Il nome Bene Vagienna – in origine “Augusta Bagiennorum” – deriva dagli antichi Liguri Bagienni (o Vagienni), un popolo di origine iberica stanziato in queste zone, dedito alla caccia, alla pesca e alla pastorizia.

Il paese

A pochi passi dalle industrie del fossanese, il mondo scorre con ritmi diversi. È Bene Vagienna! Qui si vive ancora circondati di certezze: i portici, la piazza, la Chiesa, i negozi, il bar, la Banca (presente come Cassa Rurale di Prestiti dal 1897, divenuta nel 1994 Banca di Credito Cooperativo di Bene Vagienna). Bene Vagienna è oggi centro di agricoltura e artigianato; la sua storia rivive in questi portici medievali, nelle vie (piazza Martiri, Via Roma, Piazza Bottero) e nei numerosi patrimoni artistici e archeologici (la Parrocchia M. V. Assunta, la Chiesa di san Francesco, i Cappuccini, il Palazzo Municipale, la Confraternita di san Bernardino, chiesette e oratori).

Le feste, i santi

Bene Vagienna festeggia il 24 gennaio la Beata Paola, simbolo di costanza e umiltà. Santo Patrono: San Gottardo festeggiato la II° domenica di maggio.

Curiosità

La storia di Bene Vagienna rivive anche nei suoi dolci: la “torta del Cardinale”, tutta di nocciole, prende il nome dal Cardinale Luigi Oreglia, al quale era particolarmente gradita; “gli amaretti del Presidente” furono invece il dolce preferito del Presidente Luigi Einaudi, in visita a Bene Vagienna negli anni cinquanta; “la polenta del re”, fatta con farina di granoturco, si chiama così perché era solitamente riservata ai re.

LA STORIA

Tra il III e il II secolo prima di Cristo, l’area attorno all’attuale Bene Vagienna è abitata dai liguri Bagienni o Vagienni, una popolazione di origine iberica che combatte aspramente prima contro gli invasori cartaginesi e poi contro i Romani (dai quali fu poi assoggettata). Proprio nel periodo romano, per volere di Ottaviano, sorge Augusta Bagiennorum, una nuova città dalla quale partono tre importanti vie di comunicazione (verso Augusta Taurinorum / Torino e Augusta Salassorum; verso Pedona /Borgo san Dalmazzo / Aosta e verso il mare) e che è fiorente fino al IV secolo a.C, periodo nel quale inizia una fase di decadenza.

Abbandonata e spopolata, la città muore: tra il V e il VI secolo a.C. orde di barbari la rendono invivibile.

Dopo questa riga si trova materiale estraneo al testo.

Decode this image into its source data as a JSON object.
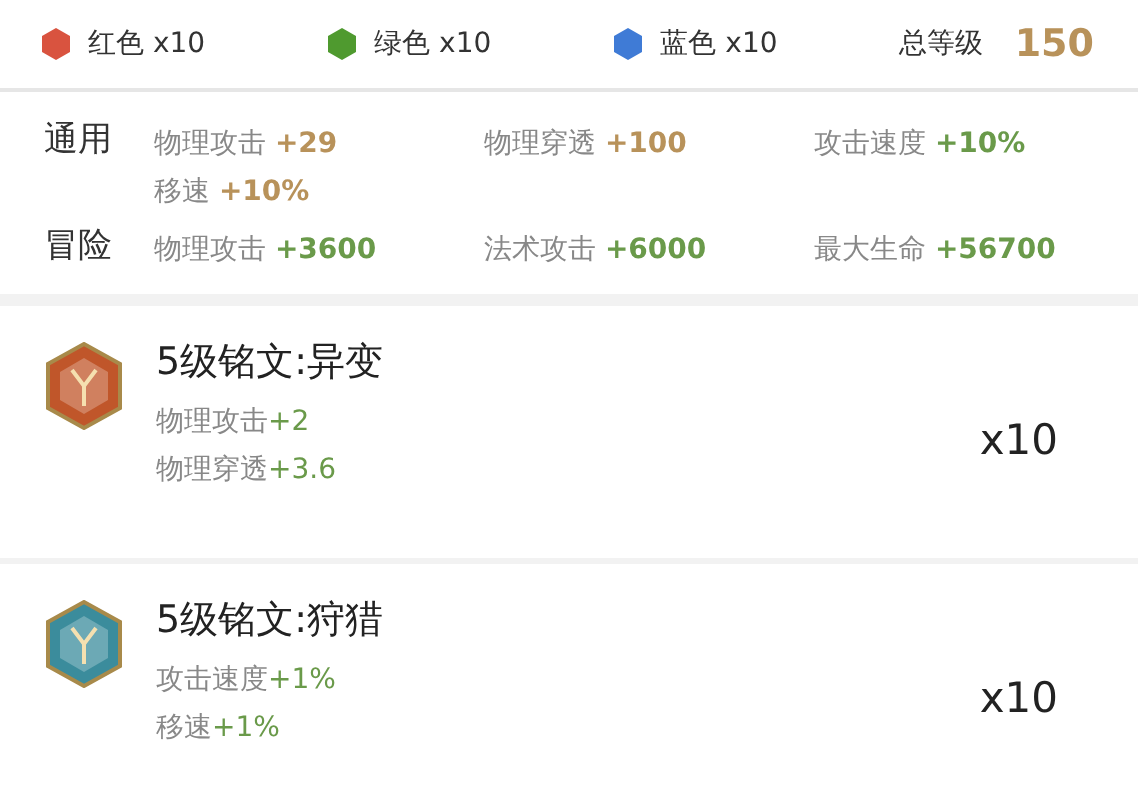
{
  "gems": [
    {
      "label": "红色 x10",
      "color": "#d9533f"
    },
    {
      "label": "绿色 x10",
      "color": "#4f9a2f"
    },
    {
      "label": "蓝色 x10",
      "color": "#3f7bd6"
    }
  ],
  "total": {
    "label": "总等级",
    "value": "150"
  },
  "stat_groups": [
    {
      "title": "通用",
      "stats": [
        {
          "name": "物理攻击",
          "value": "+29",
          "color": "#b8925a"
        },
        {
          "name": "物理穿透",
          "value": "+100",
          "color": "#b8925a"
        },
        {
          "name": "攻击速度",
          "value": "+10%",
          "color": "#6a9a4a"
        },
        {
          "name": "移速",
          "value": "+10%",
          "color": "#b8925a"
        }
      ]
    },
    {
      "title": "冒险",
      "stats": [
        {
          "name": "物理攻击",
          "value": "+3600",
          "color": "#6a9a4a"
        },
        {
          "name": "法术攻击",
          "value": "+6000",
          "color": "#6a9a4a"
        },
        {
          "name": "最大生命",
          "value": "+56700",
          "color": "#6a9a4a"
        }
      ]
    }
  ],
  "runes": [
    {
      "title": "5级铭文:异变",
      "color": "#c0562a",
      "count": "x10",
      "effects": [
        {
          "name": "物理攻击",
          "value": "+2"
        },
        {
          "name": "物理穿透",
          "value": "+3.6"
        }
      ]
    },
    {
      "title": "5级铭文:狩猎",
      "color": "#3b8c9c",
      "count": "x10",
      "effects": [
        {
          "name": "攻击速度",
          "value": "+1%"
        },
        {
          "name": "移速",
          "value": "+1%"
        }
      ]
    }
  ]
}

Sorge però nel frattempo, un po’ più in alto, un nuovo centro abitato (l’attuale Bene), che vede la presenza impercettibile di Longobardi e Franchi; con la fine dell’impero di Carlo Magno, iniziano anche le lotte al potere; figura decisiva è Ludovico, meritorio per aver istituzionalizzato la seconda nascita di BeneVagienna. Passato l’anno mille e sconfitte le paure, anche Bene Vagienna inizia a rifiorire e diventa luogo di fondamentale importanza per il vescovo di Asti, acquisendo lo status di piccola capitale - questo finché non iniziano, come per i paesi circostanti, le guerre per ottenere la propria indipendenza da Asti. Gli statuti sciolgono i legami feudali, ma i comuni liberi risultano troppo deboli: Cuneo, per tutelarsi dalle mire egemoniche di Asti e Saluzzo, è la prima a chiedere l’intervento oltralpe di Carlo d’Angiò.

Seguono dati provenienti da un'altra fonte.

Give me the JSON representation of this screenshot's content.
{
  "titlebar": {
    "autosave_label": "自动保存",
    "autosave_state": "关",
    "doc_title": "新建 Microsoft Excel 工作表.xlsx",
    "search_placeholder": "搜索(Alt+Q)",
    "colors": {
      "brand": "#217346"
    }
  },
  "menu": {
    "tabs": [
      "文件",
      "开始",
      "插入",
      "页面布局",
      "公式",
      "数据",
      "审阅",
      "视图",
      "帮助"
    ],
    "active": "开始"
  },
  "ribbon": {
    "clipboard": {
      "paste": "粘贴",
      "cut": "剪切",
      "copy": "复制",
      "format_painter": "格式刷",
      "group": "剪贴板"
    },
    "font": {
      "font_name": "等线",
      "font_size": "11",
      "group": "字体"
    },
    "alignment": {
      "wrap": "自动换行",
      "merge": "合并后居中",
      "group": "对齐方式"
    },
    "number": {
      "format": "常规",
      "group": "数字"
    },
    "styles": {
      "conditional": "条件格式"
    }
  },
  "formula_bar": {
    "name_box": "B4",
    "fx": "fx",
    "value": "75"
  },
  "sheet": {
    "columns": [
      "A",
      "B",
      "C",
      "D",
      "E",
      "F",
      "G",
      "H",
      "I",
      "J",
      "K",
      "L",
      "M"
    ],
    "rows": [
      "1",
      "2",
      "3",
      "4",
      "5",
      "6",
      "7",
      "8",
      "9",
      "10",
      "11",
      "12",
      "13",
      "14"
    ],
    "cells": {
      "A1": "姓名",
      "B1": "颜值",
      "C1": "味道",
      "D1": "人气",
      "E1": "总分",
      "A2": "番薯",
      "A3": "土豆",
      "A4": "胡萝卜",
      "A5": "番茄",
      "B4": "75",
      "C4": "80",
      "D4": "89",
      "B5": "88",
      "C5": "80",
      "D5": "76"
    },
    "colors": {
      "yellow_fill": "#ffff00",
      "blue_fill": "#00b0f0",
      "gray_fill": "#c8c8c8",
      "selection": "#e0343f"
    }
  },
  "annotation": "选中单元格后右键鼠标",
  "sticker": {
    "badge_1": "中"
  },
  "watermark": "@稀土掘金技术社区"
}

Seguono i Savoia e i Visconti: difficile per i comuni, indeboliti gli angioini, tutelarsi dalle loro mire. Anche Bene dunque viene inglobata dall’orbita sabauda. Nel 1389 Amedeo di Savoia Principe d’Acaja concede alla città un vassallo come signore, e nel 1413 la città viene data in feudo a Ludovico Costa di Chieri, luogotenente generale dell’esercito. Il lungo periodo sotto i Costa porta la città a delinearsi secondo quella che è ancor oggi la sua conformazione urbanistica. Al ritorno dei Savoia, dopo la pace di Chateau Chembris del 1559, i Costa vengono invitati a lasciare Bene in cambio di altri due piccoli contadi: liberata dalla Signoria dei Costa, dopo aver pagato 12.000 scudi d’oro a Emanuele Filiberto, la città entra nel progetto accentratore del duca, che tende ad eliminare tutti i particolarismi locali. Inizia così a seguire le vicende di casa Savoia.

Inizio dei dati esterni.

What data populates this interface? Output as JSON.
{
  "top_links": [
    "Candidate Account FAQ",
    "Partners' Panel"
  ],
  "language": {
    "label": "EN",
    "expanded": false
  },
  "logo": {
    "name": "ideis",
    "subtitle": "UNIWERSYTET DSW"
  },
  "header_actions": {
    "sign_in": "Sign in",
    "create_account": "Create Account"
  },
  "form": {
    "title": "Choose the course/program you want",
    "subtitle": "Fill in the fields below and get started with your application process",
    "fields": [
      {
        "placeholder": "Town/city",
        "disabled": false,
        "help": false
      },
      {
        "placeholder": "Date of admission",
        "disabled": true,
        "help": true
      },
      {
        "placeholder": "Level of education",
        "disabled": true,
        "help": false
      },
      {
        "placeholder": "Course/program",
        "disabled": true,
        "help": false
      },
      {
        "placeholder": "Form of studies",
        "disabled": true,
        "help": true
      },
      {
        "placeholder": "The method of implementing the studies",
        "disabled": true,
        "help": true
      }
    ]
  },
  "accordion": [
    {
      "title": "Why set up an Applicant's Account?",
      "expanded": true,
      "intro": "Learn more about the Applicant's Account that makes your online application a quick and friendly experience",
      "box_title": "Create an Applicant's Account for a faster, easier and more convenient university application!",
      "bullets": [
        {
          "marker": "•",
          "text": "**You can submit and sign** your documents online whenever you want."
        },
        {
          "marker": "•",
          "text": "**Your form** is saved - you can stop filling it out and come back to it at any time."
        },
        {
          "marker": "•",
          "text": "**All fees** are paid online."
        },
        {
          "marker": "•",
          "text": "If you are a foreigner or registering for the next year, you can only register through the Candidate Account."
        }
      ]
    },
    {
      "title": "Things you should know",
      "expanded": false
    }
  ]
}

Nel 600 la peste arriva alle porte della città ma non entra (pare, per intercessione della beata Paola Gambara Costa)… Bene Vagienna è un’isola felice! Nel 1763, con l’erezione a Principato (a capo del quale Carlo Emanuele III mette suo figlio, il Duca del Chiablese), la città medievale si trasforma adattandosi al gusto barocco e sorgono nuovi edifici pubblici. E’ ospite di Bene, nella campagna d’Italia del 1796, Napoleone Bonaparte. Nella seconda metà dell’ottocento, il Consiglio Comunale le attribuisce il titolo di “vagienna” in ricordo dei suoi antichi abitanti. La crescita cittadina viene rallentata verso la fine del secolo da un’epidemia di colera e da una scossa di terremoto, che causa ingenti danni. La storia di Bene, finito il Regno di Italia, diventa dal 1946 storia della Repubblica Italiana.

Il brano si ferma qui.